Bu anı iyi kullanıp bu çözümün hayata geçirilmesi için çalışmaları gerektiğini aktaran Fidan, burada çok ciddi sıkıntılar olduğunu da söyledi.
"İSRAİL'İ DESTEKLEYEN BİRÇOK BATILI ÜLKEDE İSRAİL'E BASKI YAPACAK MEKANİZMA YOK"
Fidan, söz konusu sıkıntılara ilişkin, "Özellikle İsrail'i destekleyen birçok Batılı ülkenin elinde İsrail'e baskı yapacak çok fazla bir mekanizma bulunmamakta. Kendi siyasal sistemleri öyle dizayn edilmiş ki İsrail'in her türlü zulmüne, hukuksuzluğuna kör kalan bir sistemleri var. Bu siyasal sistemleri ve anlayışları reforme edilmeden İsrail'in dünya kamuoyunun vicdanına uygun bir politik tarzda davet edecek bir girişimde ve bir yaptırımda bulunma şansları da görülmüyor." diye konuştu.
Bunun bir ümitsizlik değil, sorun olduğunu ve bunu aşmak için uluslararası topluma gerekli çağrıyı yaptıklarını belirten Fidan, temas grubu olarak başarılı olduklarını düşündükleri konuların başında böyle bir problemin var olduğunu onlara kabul ettirmek geldiğini ifade etti.
Fidan, "Böyle bir sorunu tasvip etmiyorsunuz, İsrail'in insanları öldürmesini fakat önüne geçmek için de herhangi bir girişimde bulunamıyorsunuz, bu ciddi bir sıkıntı. Burada birtakım yavaş ilerlemeler görüyoruz. Özellikle başlangıçta İsrail'in katliamına sessiz kalan birçok Batılı ülkenin son Birleşmiş Milletler Genel Kurul oylamasında artık ya olumlu oy kullandığını ya da çekimser kaldıklarını görüyoruz.

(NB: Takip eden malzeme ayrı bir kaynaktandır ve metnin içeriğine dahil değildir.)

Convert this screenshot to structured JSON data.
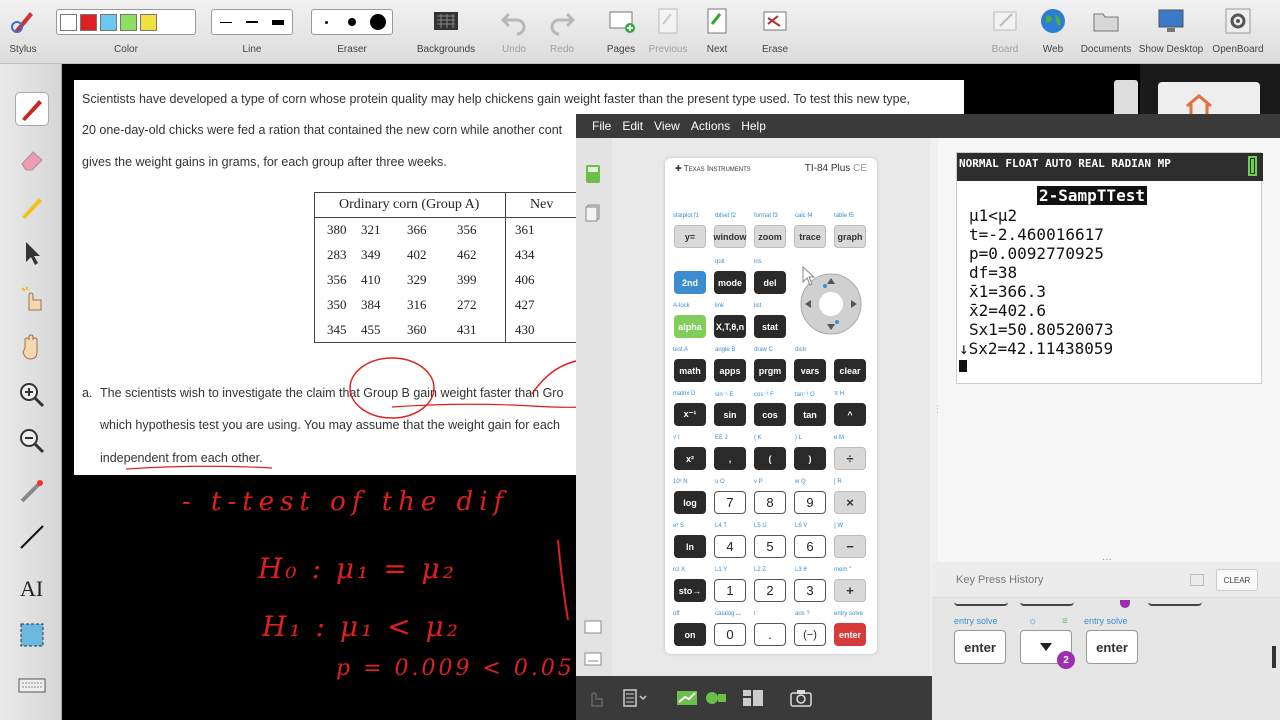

Aslında bu yani Filistinliler adına değil sadece, insanlık adına büyük bir kazanım var." dedi.
Filistinlilere yapılan zulmün başlı başına bir trajedi olduğunu belirten Fidan, daha büyük trajedinin insanlığın kendi vicdanını kaybetmiş duruma gelmesi olduğunu söyledi.
Fidan, bu hatadan en kısa zamanda uluslararası kamuoyunun döneceğini ve bu konudaki çalışmaları kesintisiz devam ettireceklerini ifade etti.

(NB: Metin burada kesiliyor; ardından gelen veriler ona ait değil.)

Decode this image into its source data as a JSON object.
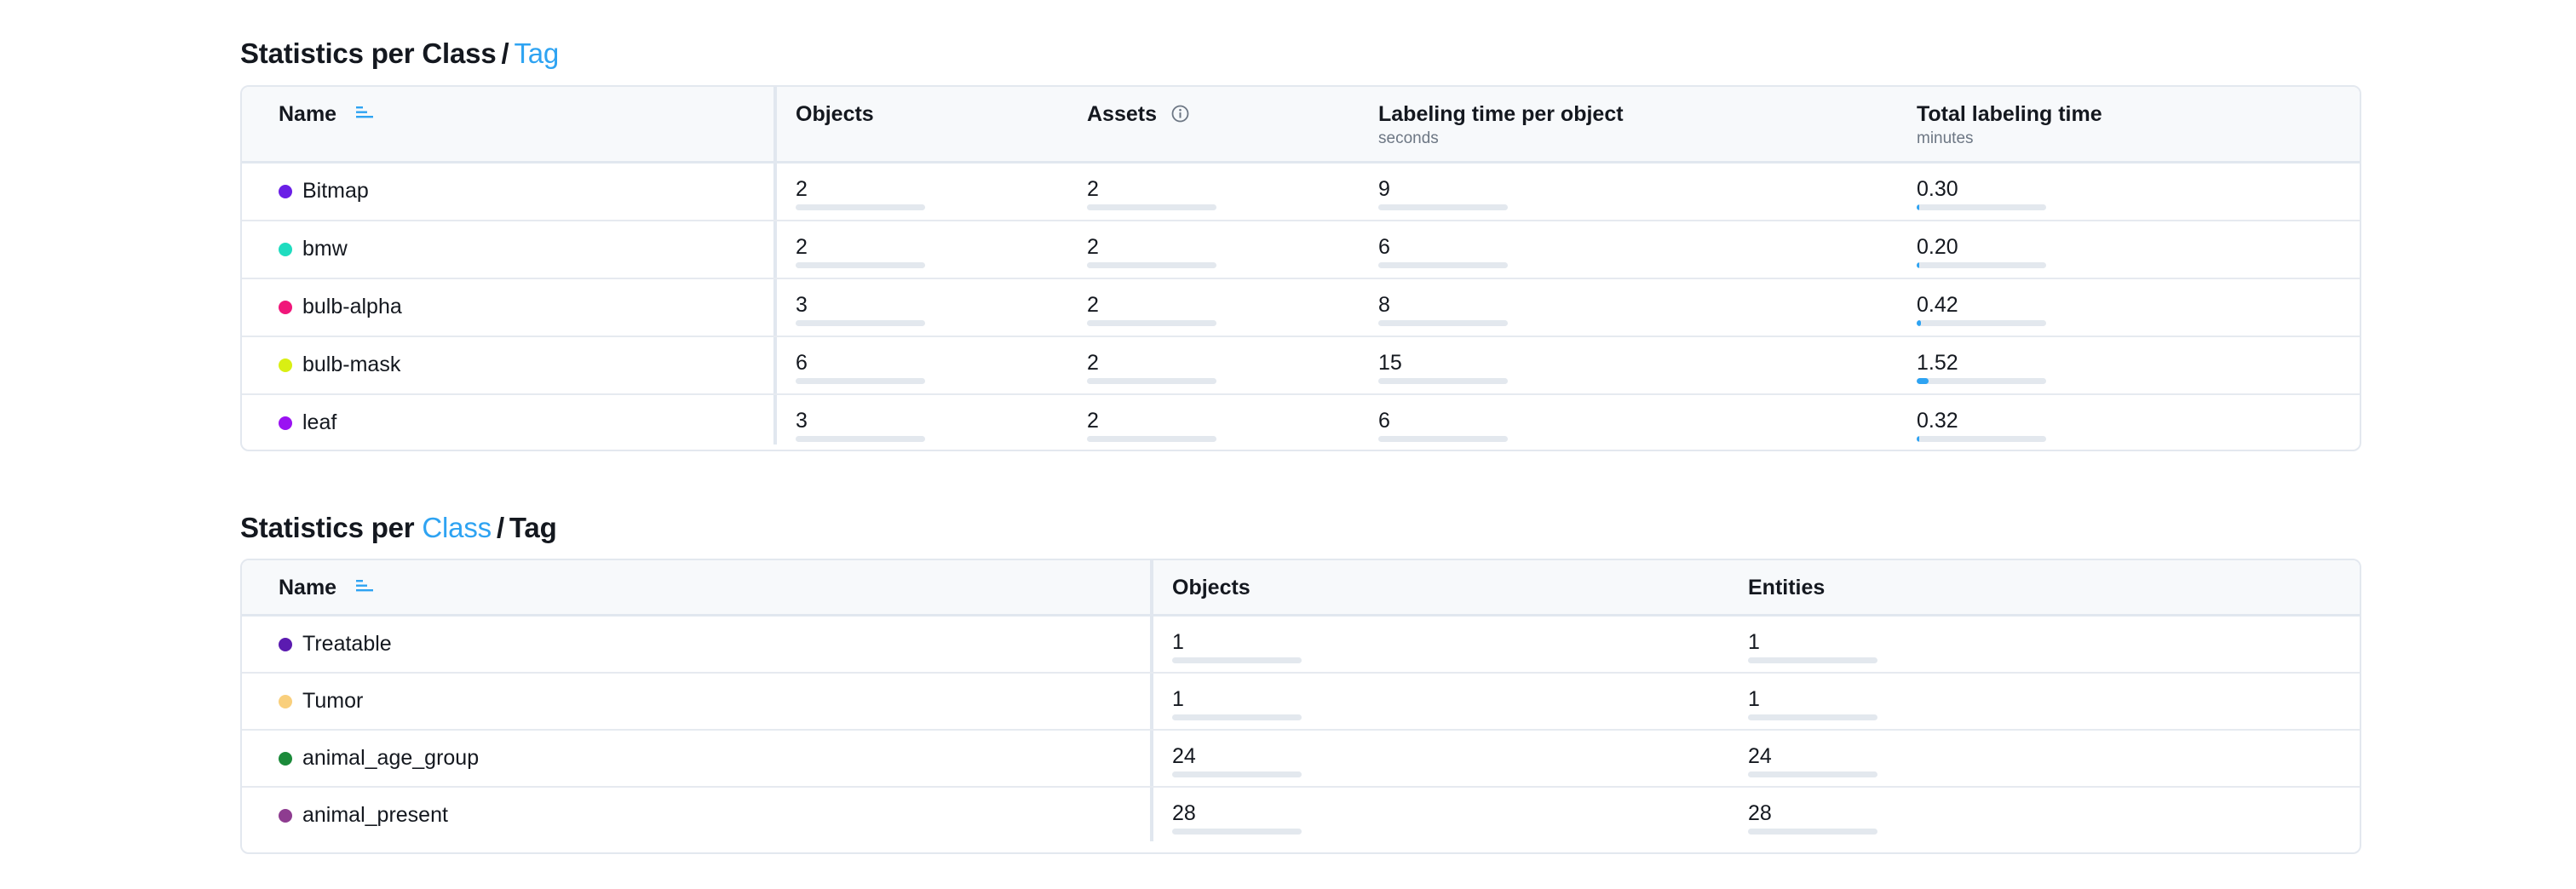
{
  "sections": [
    {
      "title_prefix": "Statistics per Class",
      "title_separator": "/",
      "title_suffix": "Tag",
      "columns": {
        "name": "Name",
        "objects": "Objects",
        "assets": "Assets",
        "time_per_object": "Labeling time per object",
        "time_per_object_unit": "seconds",
        "total_time": "Total labeling time",
        "total_time_unit": "minutes"
      },
      "rows": [
        {
          "name": "Bitmap",
          "color": "#6a1fe6",
          "objects": "2",
          "assets": "2",
          "time_per_object": "9",
          "total_time": "0.30",
          "total_time_fill": 0.02
        },
        {
          "name": "bmw",
          "color": "#1fdcbf",
          "objects": "2",
          "assets": "2",
          "time_per_object": "6",
          "total_time": "0.20",
          "total_time_fill": 0.015
        },
        {
          "name": "bulb-alpha",
          "color": "#f0167a",
          "objects": "3",
          "assets": "2",
          "time_per_object": "8",
          "total_time": "0.42",
          "total_time_fill": 0.03
        },
        {
          "name": "bulb-mask",
          "color": "#d9ef13",
          "objects": "6",
          "assets": "2",
          "time_per_object": "15",
          "total_time": "1.52",
          "total_time_fill": 0.09
        },
        {
          "name": "leaf",
          "color": "#9a12f2",
          "objects": "3",
          "assets": "2",
          "time_per_object": "6",
          "total_time": "0.32",
          "total_time_fill": 0.02
        }
      ]
    },
    {
      "title_prefix": "Statistics per",
      "title_link": "Class",
      "title_separator": "/",
      "title_suffix": "Tag",
      "columns": {
        "name": "Name",
        "objects": "Objects",
        "entities": "Entities"
      },
      "rows": [
        {
          "name": "Treatable",
          "color": "#5b1bb0",
          "objects": "1",
          "entities": "1"
        },
        {
          "name": "Tumor",
          "color": "#f9cf7c",
          "objects": "1",
          "entities": "1"
        },
        {
          "name": "animal_age_group",
          "color": "#1b8a3a",
          "objects": "24",
          "entities": "24"
        },
        {
          "name": "animal_present",
          "color": "#8e3c90",
          "objects": "28",
          "entities": "28"
        }
      ]
    }
  ],
  "colors": {
    "accent": "#2ea3f2",
    "bar_track": "#e3e8ee",
    "border": "#e3e8ef",
    "header_bg": "#f7f9fb"
  }
}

ORTAK KALKINMA PROJELERİN ARTIRILMASI ÖNEMLİ
Ermenistan konusunda Azerbaycan'la eş güdüm içerisinde olduklarını aktaran Fidan, Azerbaycan'la Ermenistan arasında devam eden barış görüşmelerine göre kararlar alacaklarını söyledi.
Fidan, Orta Koridor'un tam potansiyeliyle hayata geçmesinin fevkalade önemli olduğunu vurgulayarak sözlerini şu şekilde tamamladı:
"Birincisi aslında bölge ülkelerinin uzun bir aradan sonra belki ilk defa bu denli önemli ortak kalkınma projelerini, büyük projelerini merkeze almaları ve bunun üzerinden işbirliği geliştirmeleri bence oyun değiştirici bir hamle. Bu türden projelerin sayısının artırılması ve özellikle Orta Asya, Kafkasya ve Türkiye hattı üzerindeki lojistik ve bağlantısallık projelerinin hayata geçirilmesi hem bölgesel kalkınma için hem işbirliği için fevkalade önemli diye düşünüyorum. Zaten değerli meslektaşımla da yaptığımız toplantıda bu türden projelerin sayısının artırılmasıyla ilgili stratejik niyetlerimizi ortaya koyduk."